Following a heated exchange involving SEC commissioners and members of the division of investment management staff, the agency's top dogs voted 3-2 to move ahead with plans to implement the controversial fund governance rule.
The rule was bounced back to the Commission after the U.S. Court of Appeals ruled last Tuesday that the regulatory agency did not adequately consider the costs of implementation and any possible alternatives to the rule. Immediately following the court ruling, the SEC issued a "sunshine notice," calling for an emergency meeting.
The dissenting opinions once again came from Republicans Cynthia Glassman and Paul Atkins, who blasted Chairman William Donaldson for "rushing to judgment" in order to get the rule on the books before he steps down tomorrow.

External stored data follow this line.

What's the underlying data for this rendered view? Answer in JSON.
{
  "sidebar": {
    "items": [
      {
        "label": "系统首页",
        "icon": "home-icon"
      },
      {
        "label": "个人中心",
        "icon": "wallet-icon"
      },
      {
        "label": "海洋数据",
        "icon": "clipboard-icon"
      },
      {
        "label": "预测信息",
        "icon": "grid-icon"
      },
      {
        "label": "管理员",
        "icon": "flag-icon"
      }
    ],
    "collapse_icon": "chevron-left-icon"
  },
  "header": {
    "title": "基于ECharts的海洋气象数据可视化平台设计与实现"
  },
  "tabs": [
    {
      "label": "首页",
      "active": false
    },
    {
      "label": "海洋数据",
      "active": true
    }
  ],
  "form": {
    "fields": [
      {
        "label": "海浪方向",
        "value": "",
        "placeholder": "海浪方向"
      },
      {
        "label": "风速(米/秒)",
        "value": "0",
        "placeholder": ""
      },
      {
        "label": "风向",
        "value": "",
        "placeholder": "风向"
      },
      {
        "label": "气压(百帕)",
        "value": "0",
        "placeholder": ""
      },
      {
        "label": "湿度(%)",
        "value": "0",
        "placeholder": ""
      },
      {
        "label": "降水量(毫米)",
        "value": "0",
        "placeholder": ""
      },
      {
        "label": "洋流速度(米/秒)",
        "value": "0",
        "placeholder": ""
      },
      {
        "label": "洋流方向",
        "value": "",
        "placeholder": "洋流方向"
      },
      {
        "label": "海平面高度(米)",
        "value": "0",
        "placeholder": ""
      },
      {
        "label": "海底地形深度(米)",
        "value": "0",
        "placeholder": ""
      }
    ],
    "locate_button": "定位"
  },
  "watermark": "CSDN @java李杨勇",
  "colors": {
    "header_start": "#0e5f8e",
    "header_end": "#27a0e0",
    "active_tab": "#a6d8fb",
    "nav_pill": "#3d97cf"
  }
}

While the outcome of the vote didn't come as much of a surprise, the two opposing Commissioners had some choice words for the other Commissioners and those favoring the independence rule on the manner in which the critical issue was addressed.
"The ink on the court decision was not even dry when the die was cast," Atkins said, referring to the swift manner in which a vote was scheduled and a release urging approval was issued. It represents a "profound disrespect for the rule of law," he said. "This is one of the saddest days in the Commission's 71-year history."
Glassman said that passing this meeting off as an expedited decision to protect investors is "completely disingenuous" and that it was nothing more than "window dressing." The oft-outspoken Commissioner reiterated her staunch opposition to the rule, calling it "an assembly of false statements, flawed analysis and misinterpretations."
Glassman and Atkins also took issue with the fact that they did not have sufficient time to comment on a 27-page release drawn up to satisfy the court's directive, suggesting that they were intentionally left in the dark on the matter and that standard procedure was not followed.
SEC General Counsel Giovanni Prezioso argued that the SEC had, indeed, followed procedure and that it took adequate steps to appease the court.
Commissioner Harvey Goldschmid also countered Glassman's and Atkins' arguments, saying, "Crocodile tears are being shed over the need to respect the Court of Appeals." He also said that reopening the comment period would carry a heavy cost burden and lead to "a period of great uncertainty" for mutual funds and their shareholders.
In summation, Goldschmid concluded: "The benefits [of the rule] plainly and overwhelmingly outweigh the costs."
Donaldson defended his position to his peers as well, saying that the timing of the vote was "fully consistent with the Court of Appeals decision" and that it is not unusual for the Commission to act swiftly on such matters.
The SEC chair stressed that it was urgent to move forward with the rule in order to address the "conflicts of interest, truly egregious and unethical behavior and systemic breakdowns" in the mutual fund industry, touting it as a "capstone" of a series of fund reforms.
The rule is expected to take effect in January 2006.